Overview: Migrating logon, logoff, startup, and shutdown scripts

Logon, logoff, startup, and shutdown scripts run automatically when certain events occur (such as when a computer starts or a user logs on). These scripts can be used for many purposes including asset tracking, software installation, and drive mapping. They can be stored in any shared directory on any computer that networked computers can access.

You might need to edit your scripts to change references to the computer names. For instance, a logon script may reference \\adventure-works-crm\scriptshare\tools to launch an asset tracking tool, but you are planning to migrate that shared folder to the Windows EBS Management Server. This article helps you change references in your scripts to point to the new shared folder location.

If your scripts are not stored in SYSVOL, this migration assists you in moving them to SYSVOL.

 

Target State Benefit Start State Action

Scripts and the files that the scripts use are stored in SYSVOL

Added reliability and future migrations are automatic

Scripts are stored in a network share on your network

See Step-by-Step Migration later in this document

Scripts are stored in SYSVOL

None

Scripts do not reference the names of any servers for resources (such as files). Instead, they reference resources stored in SYSVOL by using the domain in the file location, for example: \\domainname\SYSVOL\...

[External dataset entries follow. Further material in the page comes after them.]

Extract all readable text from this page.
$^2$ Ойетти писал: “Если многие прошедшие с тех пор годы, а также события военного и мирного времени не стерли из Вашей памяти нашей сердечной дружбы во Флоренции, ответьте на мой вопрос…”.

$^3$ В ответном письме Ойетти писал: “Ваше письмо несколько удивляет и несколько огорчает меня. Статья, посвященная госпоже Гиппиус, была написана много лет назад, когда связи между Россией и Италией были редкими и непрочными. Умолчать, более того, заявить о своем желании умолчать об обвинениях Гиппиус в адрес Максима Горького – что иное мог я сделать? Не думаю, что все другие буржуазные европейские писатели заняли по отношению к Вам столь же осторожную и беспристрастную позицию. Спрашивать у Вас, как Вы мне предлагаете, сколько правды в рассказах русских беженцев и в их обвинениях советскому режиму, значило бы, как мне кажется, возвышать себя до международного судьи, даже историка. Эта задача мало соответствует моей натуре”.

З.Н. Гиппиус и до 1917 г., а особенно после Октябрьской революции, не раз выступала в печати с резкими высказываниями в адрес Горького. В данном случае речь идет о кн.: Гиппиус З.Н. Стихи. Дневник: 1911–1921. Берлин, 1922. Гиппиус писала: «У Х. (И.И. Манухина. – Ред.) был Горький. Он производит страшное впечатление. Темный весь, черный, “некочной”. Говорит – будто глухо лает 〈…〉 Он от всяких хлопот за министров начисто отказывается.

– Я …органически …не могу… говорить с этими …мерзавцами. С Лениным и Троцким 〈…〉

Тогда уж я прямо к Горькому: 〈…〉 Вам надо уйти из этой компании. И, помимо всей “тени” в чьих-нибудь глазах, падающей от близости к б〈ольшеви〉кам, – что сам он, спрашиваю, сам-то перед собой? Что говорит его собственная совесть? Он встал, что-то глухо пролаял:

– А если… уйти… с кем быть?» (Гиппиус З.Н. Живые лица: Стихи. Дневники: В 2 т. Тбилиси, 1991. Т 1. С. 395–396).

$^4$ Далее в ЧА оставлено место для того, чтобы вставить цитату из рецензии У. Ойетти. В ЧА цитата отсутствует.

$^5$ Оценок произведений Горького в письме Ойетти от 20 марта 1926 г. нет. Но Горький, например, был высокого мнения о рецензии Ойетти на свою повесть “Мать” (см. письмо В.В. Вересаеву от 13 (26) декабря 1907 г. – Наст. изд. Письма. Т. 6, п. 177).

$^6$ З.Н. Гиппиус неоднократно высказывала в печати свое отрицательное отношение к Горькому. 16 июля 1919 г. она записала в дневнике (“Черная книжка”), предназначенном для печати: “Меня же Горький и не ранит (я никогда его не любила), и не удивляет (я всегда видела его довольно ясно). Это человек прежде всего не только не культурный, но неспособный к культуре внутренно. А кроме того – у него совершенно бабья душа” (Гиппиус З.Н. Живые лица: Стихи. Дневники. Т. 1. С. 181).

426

Can decommission existing servers in the future if necessary

Scripts reference names of existing servers

See Step-by-Step Migration later in this document

Scripts do not reference names of existing servers

None

ImportantImportant
If something goes wrong with this migration, revert all the changes that you made in AD DS to your original set of scripts and files. This requires that you copy files instead of move them (as instructed in Step-by-Step Migration later in this document).

Overview: Migrating roaming profiles, remote home folders, and redirected folders

Roaming profiles allow users’ settings to follow them from one computer to another. Remote home folders are a legacy feature designed to make the upgrade from the Windows NT® Server 4.0 operating system easier. Folder redirection allows users to have their documents and other files follow them from one computer to another.

The data stored by roaming profiles, remote home folders, and redirected folders can be stored anywhere in your server environment. This migration moves these files to Windows EBS and updates AD DS to point to the new location.

 

Target State Benefit Start State Action

All files for roaming profiles, remote home folders, and redirected folders are stored on the Windows EBS Management Server

Windows EBS integration benefits (such as monitoring and security)

Files are stored on an existing server on your network

See Step-by-Step Migration later in this document

Not using AD DS features (no such files exist)

None

User and Group Policy objects reference the files on the Windows EBS Management Server

Windows EBS integration benefits (such as monitoring and security)

Objects in AD DS reference data on existing server

See Step-by-Step Migration later in this document

Not using AD DS features (no such objects exist)

None

ImportantImportant
If something goes wrong with the migration of roaming profiles, remote home folders, or redirected folders, revert all the changes you made in AD DS to your original set of scripts and files.